The fact that an orchestra is enjoying its first season together with its leader is palpable, especially heard.

Even before rehearsals, Rattle is on the podium, chatting.

It's his mixture of charm, determination and loosely placed knowledge that gets caught up in the orchestra's work - even if a gag doesn't work.

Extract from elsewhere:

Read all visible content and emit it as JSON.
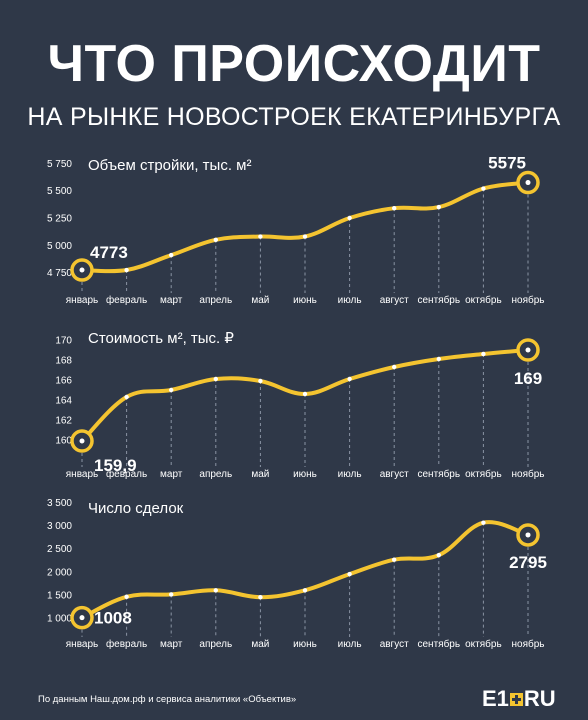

Rattle's joke, you soon realize, is a special form of British understatement: when it comes to it, he gets his way.

My news

  • A four-year-old has a tumor in his head – parents ask for help reading

  • Deaf to noise: Three US nerds declare war on Putin with a cheap drone read

  • “Stunned after all the rumors”: Princess Kate surprises with public appearance

  • Habeck wants to have gas networks shut down: What that means for consumers read

  • 1 hour ago

    “Detailed explanations are due”: Lauterbach Ministry is giving away almost a million euros – by reading the mail

  • No longer available: Aldi is taking the entire product category off its shelves

The small talk after the concert goes from stick to stick, from the concert hall to the two blows of the gavel about the music club as the ideal location for Beethoven's Sixth and the acoustics ("You have to cook slowly here."), and then there's a knock on the door .

Speech time up.

The next delegation is waiting outside.

It's a kind of crucifixion group.

After Ravel/Bruckner with Argerich/Mehta and Mahler with Rattle/BR, the Vienna Academy under Martin Haselböck is approaching its evening outing - with Bach's St. Matthew Passion.

Source: merkur

All life articles on 2024-03-18

You may like

Trends 24h

Latest

© Communities 2019 - Privacy

The information on this site is from external sources that are not under our control.
The inclusion of any links does not necessarily imply a recommendation or endorse the views expressed within them.